LDLT improves ITT-OS, and it is not a risk factor for tumor recurrence. Therefore, LDLT and BDLT should be equally encouraged in countries where both are available.
对法国5家肝移植(LT)中心登记等待活体供肝肝移植(LDLT)或脑死亡供体肝移植(BDLT)的肝细胞癌(HCC)肝硬化患者进行总生存意向性分析(ITT-OS)。
从移植时间开始比较LDLT和BDLT后HCC的预后,结果相互矛盾。
分析2000年至2009年连续登记等待LDLT(n = 79)或BDLT(n = 782)的861例HCC肝硬化患者的记录,使用Cox模型进行ITT-OS分析;使用2种竞争风险模型分析肿瘤复发情况。
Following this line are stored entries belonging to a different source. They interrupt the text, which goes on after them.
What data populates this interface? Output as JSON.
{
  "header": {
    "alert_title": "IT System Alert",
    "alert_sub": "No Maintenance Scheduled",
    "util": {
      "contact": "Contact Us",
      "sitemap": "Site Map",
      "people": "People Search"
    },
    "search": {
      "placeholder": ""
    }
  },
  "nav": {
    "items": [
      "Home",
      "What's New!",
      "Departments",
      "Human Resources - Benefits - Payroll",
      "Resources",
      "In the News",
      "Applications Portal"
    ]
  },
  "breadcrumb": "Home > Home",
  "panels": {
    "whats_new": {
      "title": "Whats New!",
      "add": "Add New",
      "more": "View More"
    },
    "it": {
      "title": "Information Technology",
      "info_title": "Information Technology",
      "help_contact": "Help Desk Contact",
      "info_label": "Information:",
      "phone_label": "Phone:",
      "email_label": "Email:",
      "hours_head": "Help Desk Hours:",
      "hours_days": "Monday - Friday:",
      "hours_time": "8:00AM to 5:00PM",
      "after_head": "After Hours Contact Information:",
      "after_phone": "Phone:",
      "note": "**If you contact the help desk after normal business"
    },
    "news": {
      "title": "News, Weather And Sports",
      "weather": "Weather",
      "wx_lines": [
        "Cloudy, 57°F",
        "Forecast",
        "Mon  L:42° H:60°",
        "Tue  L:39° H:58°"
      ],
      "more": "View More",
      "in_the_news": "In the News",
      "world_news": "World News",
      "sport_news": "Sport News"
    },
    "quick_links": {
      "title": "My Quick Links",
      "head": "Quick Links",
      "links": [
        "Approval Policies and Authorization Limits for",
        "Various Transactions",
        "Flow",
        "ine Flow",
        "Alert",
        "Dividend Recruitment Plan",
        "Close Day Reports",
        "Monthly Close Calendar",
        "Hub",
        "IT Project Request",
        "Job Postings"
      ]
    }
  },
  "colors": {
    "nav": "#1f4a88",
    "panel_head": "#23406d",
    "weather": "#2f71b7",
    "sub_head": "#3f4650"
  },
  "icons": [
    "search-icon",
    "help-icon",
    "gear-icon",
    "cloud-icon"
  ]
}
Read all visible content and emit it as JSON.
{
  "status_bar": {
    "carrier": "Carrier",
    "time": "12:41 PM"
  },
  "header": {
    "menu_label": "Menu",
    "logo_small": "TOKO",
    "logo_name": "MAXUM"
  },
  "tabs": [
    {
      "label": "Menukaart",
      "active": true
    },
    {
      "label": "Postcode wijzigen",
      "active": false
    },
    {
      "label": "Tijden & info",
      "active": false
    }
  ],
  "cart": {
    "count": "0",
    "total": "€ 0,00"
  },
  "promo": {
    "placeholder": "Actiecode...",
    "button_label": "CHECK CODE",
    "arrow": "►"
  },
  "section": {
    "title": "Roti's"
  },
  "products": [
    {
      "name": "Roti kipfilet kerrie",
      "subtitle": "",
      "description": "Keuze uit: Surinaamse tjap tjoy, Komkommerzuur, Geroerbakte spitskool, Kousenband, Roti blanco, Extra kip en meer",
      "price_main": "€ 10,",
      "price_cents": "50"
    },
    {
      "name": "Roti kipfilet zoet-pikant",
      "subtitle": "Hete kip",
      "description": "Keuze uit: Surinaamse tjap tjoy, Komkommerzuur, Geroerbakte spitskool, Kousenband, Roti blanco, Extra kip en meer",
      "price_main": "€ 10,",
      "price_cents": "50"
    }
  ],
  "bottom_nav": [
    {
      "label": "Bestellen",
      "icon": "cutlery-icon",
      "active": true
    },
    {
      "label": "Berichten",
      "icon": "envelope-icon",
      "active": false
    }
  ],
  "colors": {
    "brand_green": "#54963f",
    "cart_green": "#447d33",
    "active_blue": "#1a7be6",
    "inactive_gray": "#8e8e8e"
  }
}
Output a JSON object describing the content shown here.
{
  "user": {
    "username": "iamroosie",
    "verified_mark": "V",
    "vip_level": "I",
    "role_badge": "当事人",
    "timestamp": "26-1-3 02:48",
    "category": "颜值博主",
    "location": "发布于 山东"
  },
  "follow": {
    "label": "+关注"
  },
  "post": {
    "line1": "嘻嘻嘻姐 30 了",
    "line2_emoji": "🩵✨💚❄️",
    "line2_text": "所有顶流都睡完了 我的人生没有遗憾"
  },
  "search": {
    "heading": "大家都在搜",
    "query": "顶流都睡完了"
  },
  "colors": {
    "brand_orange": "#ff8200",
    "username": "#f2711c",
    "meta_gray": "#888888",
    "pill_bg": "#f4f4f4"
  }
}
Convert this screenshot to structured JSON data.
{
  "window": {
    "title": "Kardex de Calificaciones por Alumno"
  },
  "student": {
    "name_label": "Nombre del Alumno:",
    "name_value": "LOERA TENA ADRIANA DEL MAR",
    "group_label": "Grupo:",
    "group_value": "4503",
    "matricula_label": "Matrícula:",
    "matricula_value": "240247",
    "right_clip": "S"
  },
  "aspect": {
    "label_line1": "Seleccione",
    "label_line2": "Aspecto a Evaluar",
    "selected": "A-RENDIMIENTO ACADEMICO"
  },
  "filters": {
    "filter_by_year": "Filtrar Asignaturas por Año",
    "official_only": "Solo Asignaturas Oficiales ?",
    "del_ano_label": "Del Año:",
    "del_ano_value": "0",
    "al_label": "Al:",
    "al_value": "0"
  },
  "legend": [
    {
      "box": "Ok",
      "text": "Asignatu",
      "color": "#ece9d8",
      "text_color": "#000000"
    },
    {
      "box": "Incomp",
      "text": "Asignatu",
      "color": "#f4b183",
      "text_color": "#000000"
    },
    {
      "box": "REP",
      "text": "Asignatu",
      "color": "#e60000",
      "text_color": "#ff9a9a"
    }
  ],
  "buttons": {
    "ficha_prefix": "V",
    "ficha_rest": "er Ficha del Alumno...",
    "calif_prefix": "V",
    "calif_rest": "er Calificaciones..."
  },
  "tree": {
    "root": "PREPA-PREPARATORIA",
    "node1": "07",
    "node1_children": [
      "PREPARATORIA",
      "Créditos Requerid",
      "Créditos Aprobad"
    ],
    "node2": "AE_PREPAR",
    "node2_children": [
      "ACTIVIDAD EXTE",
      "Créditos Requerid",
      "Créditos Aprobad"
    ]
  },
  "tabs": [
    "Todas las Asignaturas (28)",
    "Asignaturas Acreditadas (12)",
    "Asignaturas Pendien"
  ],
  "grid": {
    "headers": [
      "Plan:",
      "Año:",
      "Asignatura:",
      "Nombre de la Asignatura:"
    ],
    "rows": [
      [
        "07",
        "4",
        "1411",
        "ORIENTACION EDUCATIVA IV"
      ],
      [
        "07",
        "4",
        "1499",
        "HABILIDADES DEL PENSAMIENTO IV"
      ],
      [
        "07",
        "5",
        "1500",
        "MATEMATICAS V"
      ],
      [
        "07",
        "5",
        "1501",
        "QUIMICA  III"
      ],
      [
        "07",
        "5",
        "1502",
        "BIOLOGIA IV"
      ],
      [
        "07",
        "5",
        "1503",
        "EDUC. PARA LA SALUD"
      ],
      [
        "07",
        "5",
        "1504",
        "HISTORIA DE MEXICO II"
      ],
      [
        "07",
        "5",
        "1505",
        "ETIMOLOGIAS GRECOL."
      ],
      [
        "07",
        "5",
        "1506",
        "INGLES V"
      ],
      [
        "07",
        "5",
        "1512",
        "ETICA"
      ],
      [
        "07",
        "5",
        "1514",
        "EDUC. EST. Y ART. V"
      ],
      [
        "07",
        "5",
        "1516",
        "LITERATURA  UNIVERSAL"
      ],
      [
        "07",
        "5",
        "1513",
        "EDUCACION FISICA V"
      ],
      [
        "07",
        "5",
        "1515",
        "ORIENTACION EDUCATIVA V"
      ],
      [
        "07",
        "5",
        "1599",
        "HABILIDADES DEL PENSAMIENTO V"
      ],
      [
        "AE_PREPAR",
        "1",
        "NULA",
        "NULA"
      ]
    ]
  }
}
两组间肿瘤分期相似。共有162例患者退出(20.7%),均来自BDLT组(P < 0.0001)。LDLT和BDLT术后死亡率和再次移植率相似。5年时,LDLT组和BDLT组的ITT-OS无统计学显著差异(73.2%对66.7%;P = 0.062)。列入LDLT等待名单(风险比:0.61(0.39 - 0.96);P = 0.034)和列入名单时MELD评分≥25(风险比:1.93(1.15 - 3.26);P = 0.014)是ITT-OS的独立预测因素。LT术后5年总生存率相似(LDLT组和BDLT组分别为73.2%和73.0%;P = 0.407),HCC复发率也相似(LDLT组和BDLT组分别为10.9%和11.2%;P = 0.753)。在切除分析中,超过米兰标准的肿瘤、宏观血管侵犯和AFP评分>2是复发的独立预测因素,而LT类型不是。
LDLT可改善ITT-OS,且不是肿瘤复发的危险因素。因此,在LDLT和BDLT均可开展的国家,应同样鼓励采用这两种方式。